KABUL- Partial Afghan election returns released on Saturday showed President Hamid Karzai extending his lead in last week's vote, but still falling short of the 50 percent needed to avoid a run-off.

Afghanistan has been on tenterhooks since the Aug 20 election, with official results coming out in slow drips, Karzai's camp claiming victory and his main rival, former foreign minister Abdullah Abdullah, alleging widespread fraud.

With results from about a third of polling stations tallied, Karzai leads Abdullah by 46.3 percent to 31.3 percent.

The latest results extend Karzai's lead substantially from earlier partial figures, but they still suggest he would face a run-off, which must be held if no candidate wins more than 50 percent, scheduled for early October.

Results have been coming in at different rates from different provinces, so it is difficult to guess at the final outcome. Votes could also be thrown out by a complaints watchdog which says it is probing more than 2,000 accusations of fraud and abuse, including 270 serious enough to alter the outcome.

Western diplomats have said it is still too close to say whether Karzai can avoid a second round.

Southern provinces, which largely support Karzai, have been late to report. They are also the areas where many of the fraud allegations have been concentrated, and where Taliban violence and threats were most successful in scaring away voters.

Officials have still not given any figure for overall turnout. With 35 percent of polling stations tallied, there were more than two million votes recorded, suggesting total turnout of around 6 million, although officials warn against extrapolating.

The turnout appears disappointing in a country of about 30 million people, with an estimated 15 million eligible voters.

TEST FOR OBAMA

Taliban militants had vowed to disrupt the election and fired scores of rockets at towns and cities on polling day. The attacks failed to prevent the election from taking place, prompting Western officials to describe the election as a success.

Those assessments have since grown more circumspect, with reports of very low turn-out in some violent southern provinces and mounting allegations of fraud.

The election is also a test for the strategy of President Barack Obama, who has rushed thousands of extra troops to Afghanistan in a bid to reverse Taliban gains. There are now more than 100,000 Western troops in Afghanistan, including 63,000 Americans, about half of whom arrived this year.

The commander of U.S. and NATO forces, General Stanley McChrystal, is finalizing a review and may ask for still more.

U.S. and British forces have launched major advances into Taliban-held territory, taking by far the worst casualties of the eight-year-old war. In Britain's case, the casualties have been its worst in combat in a generation, mostly from roadside bombs.

British Prime Minister Gordon Brown made an unannounced visit to southern Helmand province on Saturday, saying he wanted more Afghan troops to share the burden of fighting the Taliban.
Brown has been under fire back home from retired commanders and critics who say he has failed to send enough troops or equipment to keep British forces safe. A new poll showed nearly two thirds of Britons want to withdraw from Afghanistan.

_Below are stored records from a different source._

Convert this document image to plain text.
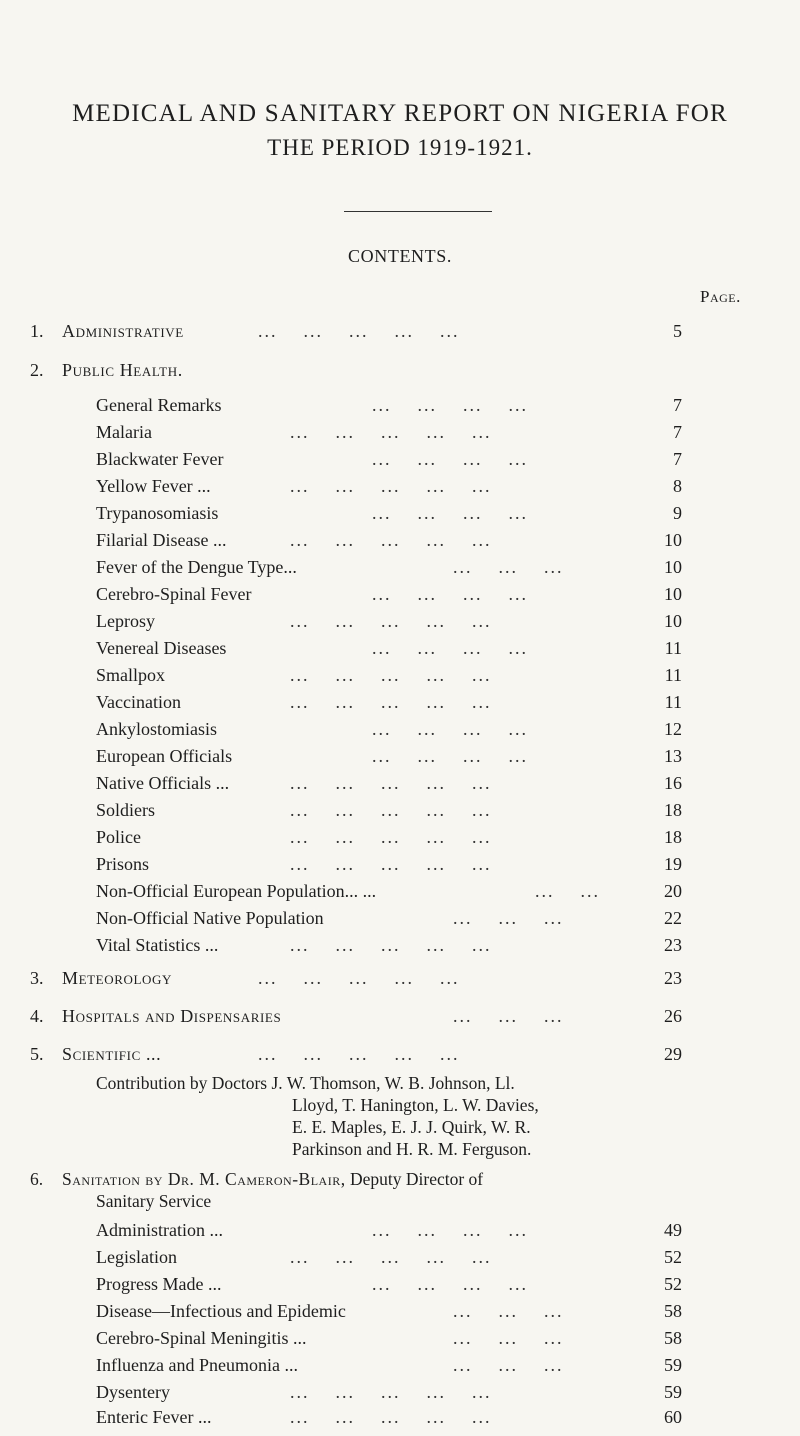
MEDICAL AND SANITARY REPORT ON NIGERIA FOR
THE PERIOD 1919-1921.
CONTENTS.
Page.
1. Administrative	...    ...    ...    ...    ...	5
2. Public Health.
General Remarks	...    ...    ...    ...	7
Malaria	...    ...    ...    ...    ...	7
Blackwater Fever	...    ...    ...    ...	7
Yellow Fever ...	...    ...    ...    ...    ...	8
Trypanosomiasis	...    ...    ...    ...	9
Filarial Disease ...	...    ...    ...    ...    ...	10
Fever of the Dengue Type...	...    ...    ...	10
Cerebro-Spinal Fever	...    ...    ...    ...	10
Leprosy	...    ...    ...    ...    ...	10
Venereal Diseases	...    ...    ...    ...	11
Smallpox	...    ...    ...    ...    ...	11
Vaccination	...    ...    ...    ...    ...	11
Ankylostomiasis	...    ...    ...    ...	12
European Officials	...    ...    ...    ...	13
Native Officials ...	...    ...    ...    ...    ...	16
Soldiers	...    ...    ...    ...    ...	18
Police	...    ...    ...    ...    ...	18
Prisons	...    ...    ...    ...    ...	19
Non-Official European Population... ...	...    ...	20
Non-Official Native Population	...    ...    ...	22
Vital Statistics ...	...    ...    ...    ...    ...	23
3. Meteorology	...    ...    ...    ...    ...	23
4. Hospitals and Dispensaries	...    ...    ...	26
5. Scientific ...	...    ...    ...    ...    ...	29
Contribution by Doctors J. W. Thomson, W. B. Johnson, Ll.
Lloyd, T. Hanington, L. W. Davies,
E. E. Maples, E. J. J. Quirk, W. R.
Parkinson and H. R. M. Ferguson.
6. Sanitation by Dr. M. Cameron-Blair, Deputy Director of
Sanitary Service
Administration ...	...    ...    ...    ...	49
Legislation	...    ...    ...    ...    ...	52
Progress Made ...	...    ...    ...    ...	52
Disease—Infectious and Epidemic	...    ...    ...	58
Cerebro-Spinal Meningitis ...	...    ...    ...	58
Influenza and Pneumonia ...	...    ...    ...	59
Dysentery	...    ...    ...    ...    ...	59
Enteric Fever ...	...    ...    ...    ...    ...	60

The election has exposed tension between Karzai, once the darling of the West, and U.S. officials, who have acknowledged that meetings between Karzai and White House envoy Richard Holbrooke after the election were tense.

Washington has in particular expressed concern about the return of Uzbek ex-militia chief Abdul Rashid Dostum, viewed by Western officials as a warlord, who came back from apparent exile in Turkey days before the election to campaign for Karzai.

A spokesman for Dostum said on Saturday that he had again left the country, returning to Turkey.